The next day I felt my time had come to finally go to Lapland. So I said goodbye to Anna-Sofia and went to the train station. The personnel told me student rebate was not available for foreign students, which was a good excuse for me to go hitchhiking. It was raining outside and I should have felt bad. Instead, I hummed some invented melodies on my way to the freight terminal. I had to wait only about 20 minutes before a truck driver took me halfway to Tampere, a bigger town 200 km north of Helsinki. Since he was younger he spoke some English, but our conversation didn’t really go beyond occasional remarks about the good roads here and the bumpy once in Poland. He brought me to a gas station, where I immediately got a ride from an Estonian architect. Now this one was interesting. He drove to Tampere, where he actually showed me a larger building he had designed. It looked good, and gave me the feeling the world is not that big after all.
I didn’t want to stay in Tampere though, and posted myself alongside the road to Vaasa with my ultimate direction drawn on a piece of paper a man at the gas station kindly gave me. Again, it didn’t take more than ten minutes to get a ride, this time from a nice older truck driver from Vaasa, who took me all the 230 kilometers to his town.

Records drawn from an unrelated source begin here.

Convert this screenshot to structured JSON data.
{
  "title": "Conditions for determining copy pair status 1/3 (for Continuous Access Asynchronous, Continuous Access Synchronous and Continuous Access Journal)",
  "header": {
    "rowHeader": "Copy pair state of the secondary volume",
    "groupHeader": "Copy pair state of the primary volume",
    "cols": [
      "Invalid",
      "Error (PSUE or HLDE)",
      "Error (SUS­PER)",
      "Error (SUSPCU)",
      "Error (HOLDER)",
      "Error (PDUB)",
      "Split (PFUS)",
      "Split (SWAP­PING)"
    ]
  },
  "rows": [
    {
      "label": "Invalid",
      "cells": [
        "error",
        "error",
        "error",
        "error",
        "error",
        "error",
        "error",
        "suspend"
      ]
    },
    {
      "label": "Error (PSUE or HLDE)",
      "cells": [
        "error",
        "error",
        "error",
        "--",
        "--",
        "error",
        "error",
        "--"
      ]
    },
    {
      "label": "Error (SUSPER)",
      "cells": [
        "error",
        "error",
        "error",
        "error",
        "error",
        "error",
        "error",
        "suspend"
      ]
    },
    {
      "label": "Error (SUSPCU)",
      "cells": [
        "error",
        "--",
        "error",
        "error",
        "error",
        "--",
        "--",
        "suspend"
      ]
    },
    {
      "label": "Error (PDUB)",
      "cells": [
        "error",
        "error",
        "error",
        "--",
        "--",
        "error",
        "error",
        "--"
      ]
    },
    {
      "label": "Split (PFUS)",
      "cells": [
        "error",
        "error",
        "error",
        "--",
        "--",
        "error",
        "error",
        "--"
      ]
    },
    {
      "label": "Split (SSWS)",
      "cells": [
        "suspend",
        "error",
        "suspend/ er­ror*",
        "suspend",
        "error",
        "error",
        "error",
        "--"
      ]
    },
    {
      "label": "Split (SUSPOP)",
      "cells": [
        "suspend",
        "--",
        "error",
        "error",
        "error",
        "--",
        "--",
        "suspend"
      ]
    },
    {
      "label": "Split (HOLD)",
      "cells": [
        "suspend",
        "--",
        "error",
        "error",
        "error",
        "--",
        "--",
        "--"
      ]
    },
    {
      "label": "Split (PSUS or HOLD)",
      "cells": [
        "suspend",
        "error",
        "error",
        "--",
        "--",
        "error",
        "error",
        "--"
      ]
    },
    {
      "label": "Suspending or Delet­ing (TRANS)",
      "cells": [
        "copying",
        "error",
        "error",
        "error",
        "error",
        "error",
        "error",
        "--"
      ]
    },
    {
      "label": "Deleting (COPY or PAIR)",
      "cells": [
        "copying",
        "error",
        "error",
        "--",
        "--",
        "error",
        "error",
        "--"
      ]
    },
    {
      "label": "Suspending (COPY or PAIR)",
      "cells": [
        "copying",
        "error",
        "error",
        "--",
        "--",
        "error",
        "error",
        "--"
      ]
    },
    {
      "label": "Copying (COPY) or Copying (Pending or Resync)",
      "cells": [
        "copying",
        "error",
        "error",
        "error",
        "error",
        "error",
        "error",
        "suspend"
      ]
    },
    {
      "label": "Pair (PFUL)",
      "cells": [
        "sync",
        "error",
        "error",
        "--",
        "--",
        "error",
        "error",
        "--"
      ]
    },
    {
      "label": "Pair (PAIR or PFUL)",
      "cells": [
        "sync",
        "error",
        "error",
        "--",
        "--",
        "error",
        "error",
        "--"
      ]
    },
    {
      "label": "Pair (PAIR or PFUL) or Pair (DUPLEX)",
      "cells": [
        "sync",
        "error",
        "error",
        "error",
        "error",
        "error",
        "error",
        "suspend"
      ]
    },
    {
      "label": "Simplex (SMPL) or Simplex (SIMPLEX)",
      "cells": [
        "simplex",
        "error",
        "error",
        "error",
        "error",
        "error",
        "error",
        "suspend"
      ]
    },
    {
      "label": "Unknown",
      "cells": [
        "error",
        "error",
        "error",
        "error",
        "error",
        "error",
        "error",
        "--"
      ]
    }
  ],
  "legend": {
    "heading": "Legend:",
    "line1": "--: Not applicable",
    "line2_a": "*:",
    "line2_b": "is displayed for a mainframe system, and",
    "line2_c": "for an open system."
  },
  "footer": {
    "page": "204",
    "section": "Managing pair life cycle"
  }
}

Hitchhiking romantics has been described in many ways, and there are probably as many words about it as there are kilometers on the road. I felt like I should contribute something of my own. We sat silently next to each other and listened to the pop songs played by the local radio channel. It was so peaceful, and I felt so lively. Before darkness I reflected about the truck mirrors, which were plenty but never enough to completely overcome the blind spot. I liked the metaphore with the reflecting mirrors, and decided to do some self-reflection tomorrow. I also saw something that could really be a good candidate for the primordial hitchhiking experience. What did I see? I saw a rainbow in the exhaust vapor of the truck driving in front of us.
It got dark and I stood in the center of Vaasa. A woman told me that I was on the road directly to Oulu, which was not on the signs yet because it was too far away. I walked that road, holding up my sign, and got lucky again. First a man working for an international technical documentation company brought me to a 24 hour roadside restaurant, after a coffee there an security guard took me to a crossing, and from there, two incredibly friendly Husky-people took me and offered me a place to sleep. Their car was packed with three big friendly dogs and a laundromat, but still they could fit me in. We drove to their home in Eskola, a small town of 300, in the middle of the country. That night, I also got my first sauna experience in Finland. My new friends prepared a bed in the kitchen, where I slept really well.